On Saturday hubby and I wandered over to Stoneleigh to see the Kenilworth Agricultural Show, to our shame it is the first time we had attended and we should have gone sooner, we had a fabulous day.  There were all the usual suspects one has come to know and love at an agricultural show and  in no particular order included various hot food venders serving freshly cooked delicacies in buns, two beer tents, several fudge stalls, lots of tasters of cheese and beer and cake, pigs, sheep and cows, several large bulls. Tractors, there were lots of tractors and vintage cars.  A birds of prey exhibition, a side saddle demonstration, collies herding runner ducks (always a favourite!) and gorgeous stunt horses with stunt riders and a heavy horse and dray.  There was also a very well attended Home Craft Marquee with some very interesting and unusual entries my favourite being the lampshade made from old fashioned photographic slides, I wonder how that would look when lit up as your holiday snaps gazed back at you from your walls.
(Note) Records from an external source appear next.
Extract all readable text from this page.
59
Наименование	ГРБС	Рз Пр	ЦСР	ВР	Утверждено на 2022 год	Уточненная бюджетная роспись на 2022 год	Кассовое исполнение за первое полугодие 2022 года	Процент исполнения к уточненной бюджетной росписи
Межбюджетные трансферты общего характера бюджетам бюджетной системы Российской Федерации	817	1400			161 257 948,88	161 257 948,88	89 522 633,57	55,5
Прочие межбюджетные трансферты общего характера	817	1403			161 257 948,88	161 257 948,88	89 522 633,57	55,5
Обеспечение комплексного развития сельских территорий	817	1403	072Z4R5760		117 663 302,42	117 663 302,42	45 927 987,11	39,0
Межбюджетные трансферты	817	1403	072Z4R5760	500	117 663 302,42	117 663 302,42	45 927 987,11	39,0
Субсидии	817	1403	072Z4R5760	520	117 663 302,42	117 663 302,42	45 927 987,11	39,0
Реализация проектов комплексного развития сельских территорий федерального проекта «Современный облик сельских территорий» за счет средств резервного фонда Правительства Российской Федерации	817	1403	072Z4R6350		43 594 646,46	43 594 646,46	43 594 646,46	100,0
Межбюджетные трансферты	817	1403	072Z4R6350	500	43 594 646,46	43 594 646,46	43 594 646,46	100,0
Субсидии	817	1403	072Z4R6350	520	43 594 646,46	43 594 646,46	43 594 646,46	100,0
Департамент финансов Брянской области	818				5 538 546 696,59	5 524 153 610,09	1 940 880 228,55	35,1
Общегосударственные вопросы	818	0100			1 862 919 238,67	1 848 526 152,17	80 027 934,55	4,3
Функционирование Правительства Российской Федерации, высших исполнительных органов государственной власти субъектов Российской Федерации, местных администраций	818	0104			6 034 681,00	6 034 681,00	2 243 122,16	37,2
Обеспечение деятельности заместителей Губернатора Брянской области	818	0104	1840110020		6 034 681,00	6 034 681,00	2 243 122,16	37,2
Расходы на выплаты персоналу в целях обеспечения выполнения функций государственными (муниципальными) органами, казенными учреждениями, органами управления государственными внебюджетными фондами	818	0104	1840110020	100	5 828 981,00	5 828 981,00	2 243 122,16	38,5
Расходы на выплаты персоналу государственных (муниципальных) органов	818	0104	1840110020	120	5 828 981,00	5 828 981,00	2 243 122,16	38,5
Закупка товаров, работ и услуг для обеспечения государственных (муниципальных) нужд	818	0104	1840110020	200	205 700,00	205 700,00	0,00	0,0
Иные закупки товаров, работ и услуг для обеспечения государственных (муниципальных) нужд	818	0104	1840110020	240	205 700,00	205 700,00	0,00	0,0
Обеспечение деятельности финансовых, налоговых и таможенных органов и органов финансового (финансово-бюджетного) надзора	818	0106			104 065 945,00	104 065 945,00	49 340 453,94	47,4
And the bits we didn’t get to see as we ran out of time was in the countryside area which included a dog show, clay pigeon and air rifle shooting, archery and crossbows, croquet and mini quads! A side saddle demonstration,a gorgeous collie herding runner ducks, always a favourite of mine, runner ducks are just so cute.  A few pics of the many birds of prey on display. And exciting times were had  with galloping horses and brave stunt girls and boys.A lovely heavy horse and dray, one of only two breweries still working their horses. These boys do a 3.5 mile round delivering their ales to the local pubs.  They keep three horses so one of them is always having a rest day to ensure continuity of service. There was a wonderful display of vintage tractors going right through to modern machinery.  I even managed to video most of it.  It was interesting to watch, I quickly spotted the tractors I knew as a young child which soon after had to have by law covered cabs and realised just how much tractors had changed in the last 45 years or so. It is kind of cute watching them go from tiny dots to huge mountains of a tractor, how much easier it must be to be a farmer these days than from when my father and uncle were working the land. I think this must be the best display I have seen with so many tractors all together, it must certainly have been a feat of organisation.

Last but not least and was certainly one of my favourite moments, the Grand Parade of the livestock, which actually meant cattle, I’m not sure what happened to the sheep. It was fun, there is nothing like watching a bull have a bit of a moment while being handled around an arena, the handlers certainly knew what they were doing.  After this we had a quick trip around the food stalls to gather essential supplies, bread, cheese and beer with which to have our own ploughmans supper and headed home happily weary having had such a lovely day.